896 pages, 100 b/w illustrations in text; 12 maps
A searing, landmark study of the British Empire that lays bare its pervasive use of violence throughout the twentieth century. Sprawling across a quarter of the world's land mass and claiming nearly seven hundred million people, Britain's empire was the largest in human history. For many, it epitomized the nation's cultural superiority, but what legacy have we delivered to the world? Spanning more than two hundred years of history, Caroline Elkins reveals an evolutionary and racialized doctrine that espoused an unrelenting deployment of violence to secure and preserve British imperial interests.

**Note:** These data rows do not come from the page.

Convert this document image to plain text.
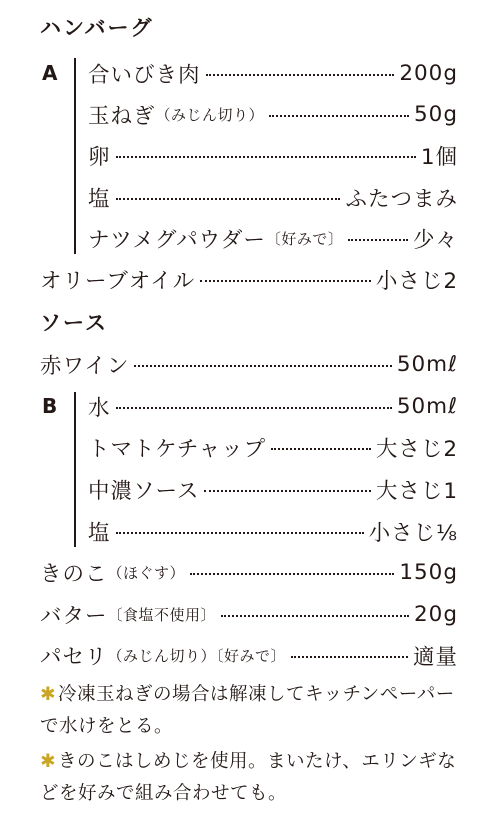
ハンバーグ
A 合いびき肉	200g
玉ねぎ （みじん切り）	50g
卵	1個
塩	ふたつまみ
ナツメグパウダー 〔好みで〕	少々
オリーブオイル	小さじ2
ソース
赤ワイン	50mℓ
B 水	50mℓ
トマトケチャップ	大さじ2
中濃ソース	大さじ1
塩	小さじ⅛
きのこ （ほぐす）	150g
バター 〔食塩不使用〕	20g
パセリ （みじん切り）〔好みで〕	適量
✱ 冷凍玉ねぎの場合は解凍してキッチンペーパーで水けをとる。
✱ きのこはしめじを使用。まいたけ、エリンギなどを好みで組み合わせても。
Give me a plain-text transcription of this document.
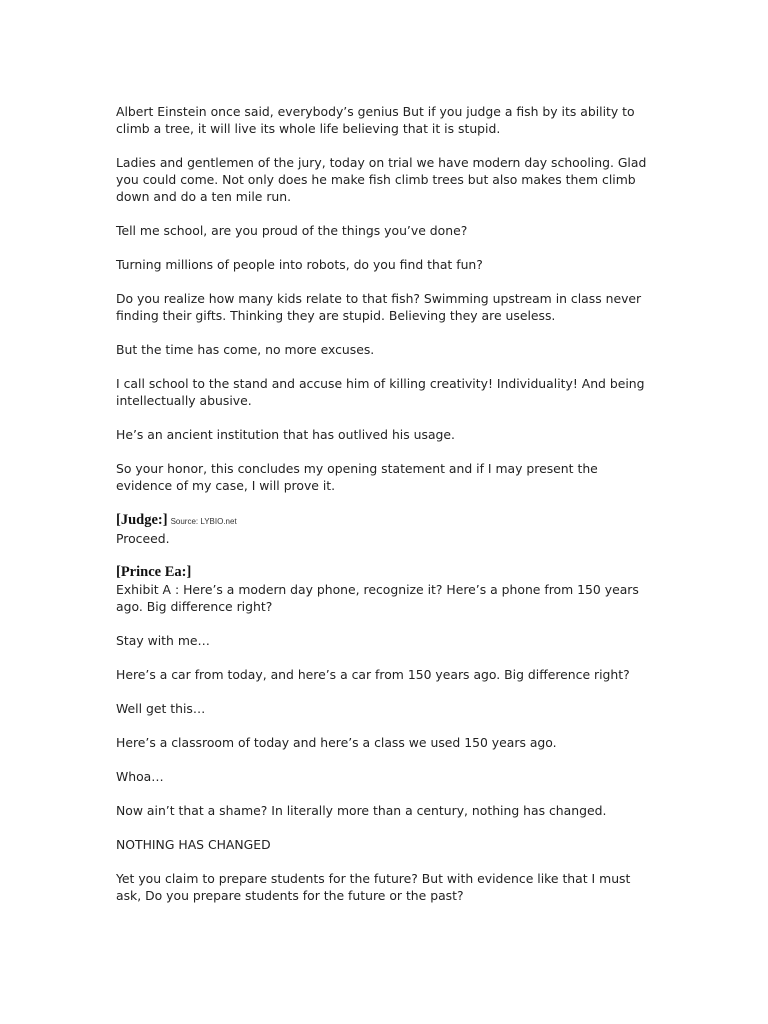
Albert Einstein once said, everybody’s genius But if you judge a fish by its ability to climb a tree, it will live its whole life believing that it is stupid.

Ladies and gentlemen of the jury, today on trial we have modern day schooling. Glad you could come. Not only does he make fish climb trees but also makes them climb down and do a ten mile run.

Tell me school, are you proud of the things you’ve done?

Turning millions of people into robots, do you find that fun?

Do you realize how many kids relate to that fish? Swimming upstream in class never finding their gifts. Thinking they are stupid. Believing they are useless.

But the time has come, no more excuses.

I call school to the stand and accuse him of killing creativity! Individuality! And being intellectually abusive.

He’s an ancient institution that has outlived his usage.

So your honor, this concludes my opening statement and if I may present the evidence of my case, I will prove it.

[Judge:] Source: LYBIO.net
Proceed.
[Prince Ea:]
Exhibit A : Here’s a modern day phone, recognize it? Here’s a phone from 150 years ago. Big difference right?

Stay with me…

Here’s a car from today, and here’s a car from 150 years ago. Big difference right?

Well get this…

Here’s a classroom of today and here’s a class we used 150 years ago.

Whoa…

Now ain’t that a shame? In literally more than a century, nothing has changed.

NOTHING HAS CHANGED

Yet you claim to prepare students for the future? But with evidence like that I must ask, Do you prepare students for the future or the past?
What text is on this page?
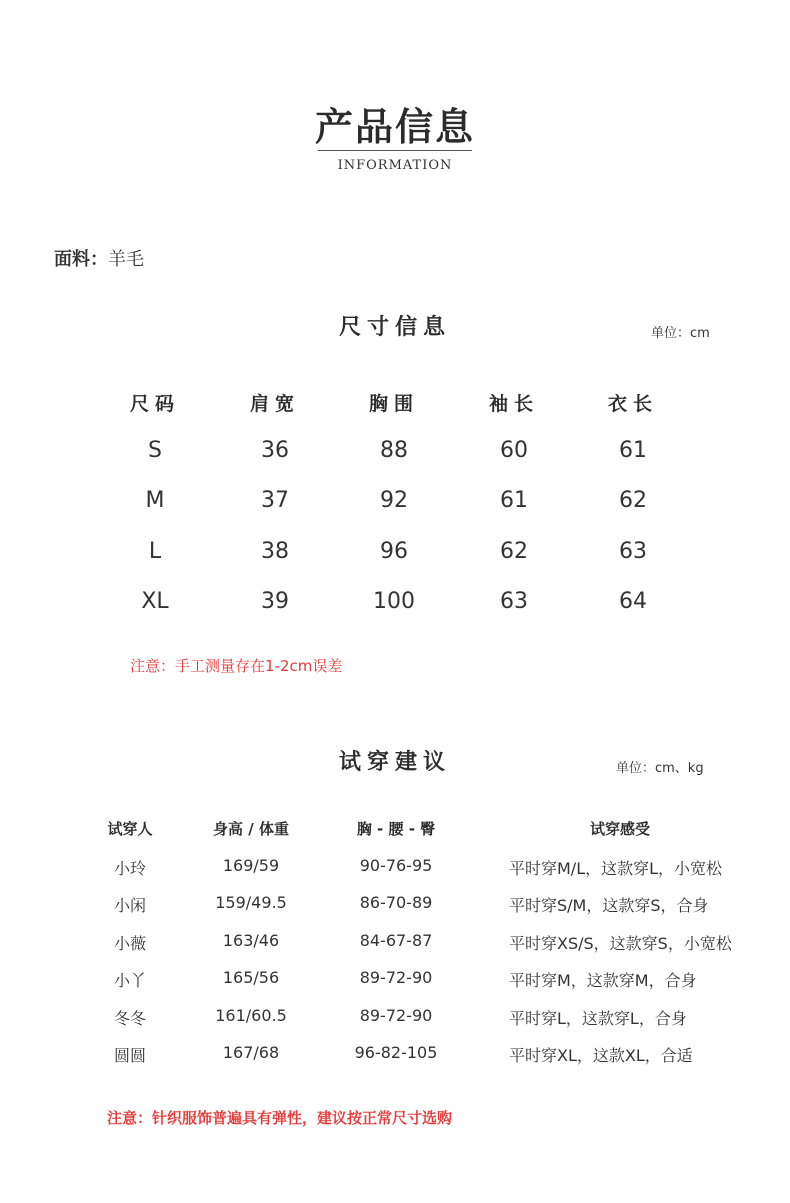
产品信息
INFORMATION
面料：羊毛
尺寸信息	单位：cm
尺码	肩宽	胸围	袖长	衣长
S	36	88	60	61
M	37	92	61	62
L	38	96	62	63
XL	39	100	63	64
注意：手工测量存在1-2cm误差
试穿建议	单位：cm、kg
试穿人	身高 / 体重	胸 - 腰 - 臀	试穿感受
小玲	169/59	90-76-95	平时穿M/L，这款穿L，小宽松
小闲	159/49.5	86-70-89	平时穿S/M，这款穿S，合身
小薇	163/46	84-67-87	平时穿XS/S，这款穿S，小宽松
小丫	165/56	89-72-90	平时穿M，这款穿M，合身
冬冬	161/60.5	89-72-90	平时穿L，这款穿L，合身
圆圆	167/68	96-82-105	平时穿XL，这款XL，合适
注意：针织服饰普遍具有弹性，建议按正常尺寸选购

She outlines how ideological foundations of violence were rooted in Victorian calls for punishing indigenous peoples who resisted subjugation, and how over time this treatment became increasingly systematised. And she makes clear that when Britain could no longer maintain control over the violence it provoked and enacted, Britain retreated from its empire, destroying and hiding incriminating evidence of its policies and practices. Drawing on more than a decade of research on four continents, Legacy of Violence implicates all sides of the political divide regarding the creation, execution, and cover-up of imperial violence.
By demonstrating how and why violence was the most salient factor underwriting both the empire and British imperial identity, Elkins explodes long-held myths and sheds a disturbing new light on empire's role in shaping the world today.